- John C. Finn
Havana, Cuba After Dark
I lived in Havana for over a year spanning 2002 and 2003. For most of that time I lived in the working class neighborhood of Centro Habana, paying US$60 a month to rent a one-room apartment that almost always had electricity and almost never had running water. I was there, at least in part, to study music. And many nights I found myself walking home, sometimes several kilometers, in the middle of the night from one of the several different jazz clubs in the city.
What always struck me was that this city seemed so alive, even at two, three, four in the morning. People hanging out on the street, enjoying the nighttime temperatures, chatting with neighbors, playing dominos. Kids playing in the street, bakeries readying the bread for the next day’s table, couples walking home from a night out, drivers unloading trucks, people dozing in front of the television just inside a front door left open for the evening breeze.
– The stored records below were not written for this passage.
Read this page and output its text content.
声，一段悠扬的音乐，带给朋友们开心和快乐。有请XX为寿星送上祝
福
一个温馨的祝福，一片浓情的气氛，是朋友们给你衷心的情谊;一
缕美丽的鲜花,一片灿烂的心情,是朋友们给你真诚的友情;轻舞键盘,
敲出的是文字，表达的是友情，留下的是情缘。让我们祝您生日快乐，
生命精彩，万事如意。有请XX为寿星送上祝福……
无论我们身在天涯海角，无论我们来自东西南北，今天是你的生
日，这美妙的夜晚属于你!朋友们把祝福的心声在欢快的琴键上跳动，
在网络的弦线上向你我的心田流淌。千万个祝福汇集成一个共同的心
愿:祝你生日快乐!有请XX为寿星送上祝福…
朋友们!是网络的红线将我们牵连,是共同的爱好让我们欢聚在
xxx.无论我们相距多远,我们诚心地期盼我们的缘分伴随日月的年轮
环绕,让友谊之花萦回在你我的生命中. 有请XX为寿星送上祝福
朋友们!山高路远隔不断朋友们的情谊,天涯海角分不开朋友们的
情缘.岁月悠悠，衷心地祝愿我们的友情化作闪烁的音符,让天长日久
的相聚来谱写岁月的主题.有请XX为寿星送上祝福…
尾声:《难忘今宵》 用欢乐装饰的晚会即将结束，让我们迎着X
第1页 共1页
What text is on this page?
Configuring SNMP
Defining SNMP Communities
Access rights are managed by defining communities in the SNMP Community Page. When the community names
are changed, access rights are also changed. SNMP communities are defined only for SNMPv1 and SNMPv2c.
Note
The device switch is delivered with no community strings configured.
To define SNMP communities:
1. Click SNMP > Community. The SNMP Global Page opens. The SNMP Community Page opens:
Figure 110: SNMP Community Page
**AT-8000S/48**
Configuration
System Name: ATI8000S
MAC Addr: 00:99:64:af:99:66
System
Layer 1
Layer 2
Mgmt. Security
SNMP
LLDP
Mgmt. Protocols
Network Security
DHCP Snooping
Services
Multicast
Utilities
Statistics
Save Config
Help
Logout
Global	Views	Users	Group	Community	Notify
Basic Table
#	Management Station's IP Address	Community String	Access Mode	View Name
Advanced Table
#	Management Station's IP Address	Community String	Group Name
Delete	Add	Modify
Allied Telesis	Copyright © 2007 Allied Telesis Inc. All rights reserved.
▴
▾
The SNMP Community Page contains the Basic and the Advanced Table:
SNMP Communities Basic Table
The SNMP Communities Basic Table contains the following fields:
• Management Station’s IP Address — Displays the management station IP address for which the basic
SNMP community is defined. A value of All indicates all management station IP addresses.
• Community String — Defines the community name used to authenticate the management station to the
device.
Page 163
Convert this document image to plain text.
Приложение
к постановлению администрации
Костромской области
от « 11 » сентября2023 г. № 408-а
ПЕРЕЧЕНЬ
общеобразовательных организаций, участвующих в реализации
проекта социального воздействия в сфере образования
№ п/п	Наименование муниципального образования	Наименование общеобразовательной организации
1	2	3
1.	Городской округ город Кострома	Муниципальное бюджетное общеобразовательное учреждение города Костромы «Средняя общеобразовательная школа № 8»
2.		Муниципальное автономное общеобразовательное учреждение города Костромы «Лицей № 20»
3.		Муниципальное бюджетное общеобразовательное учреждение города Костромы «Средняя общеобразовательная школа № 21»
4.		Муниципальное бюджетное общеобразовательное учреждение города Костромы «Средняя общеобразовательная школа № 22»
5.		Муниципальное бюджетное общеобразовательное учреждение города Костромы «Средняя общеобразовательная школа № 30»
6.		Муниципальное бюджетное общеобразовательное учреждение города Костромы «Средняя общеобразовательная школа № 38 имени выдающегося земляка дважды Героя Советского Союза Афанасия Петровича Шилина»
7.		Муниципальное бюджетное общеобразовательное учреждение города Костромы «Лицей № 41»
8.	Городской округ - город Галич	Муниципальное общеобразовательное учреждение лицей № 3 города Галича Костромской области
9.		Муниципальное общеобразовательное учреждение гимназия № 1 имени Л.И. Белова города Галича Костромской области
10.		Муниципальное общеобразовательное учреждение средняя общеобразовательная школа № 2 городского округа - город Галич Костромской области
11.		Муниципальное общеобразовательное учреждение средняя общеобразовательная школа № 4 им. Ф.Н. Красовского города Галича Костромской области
On recent trips to Havana I’ve started taking long walks through many different Havana neighborhoods late at night and in the early hours of the morning to try to capture photographically this over-night life. The series presented here comes from several strolls in December 2015 in the neighborhoods of Habana Vieja, Centro Habana, Vedado, el Cerro, and 10 de Octubre. I shot all of these photographs between about 11 pm and 4 am. A professional camera with a full-size sensor, a high ISO number, and a fast lens made it possible to use only natural, occurring light, which often wasn’t much light at all.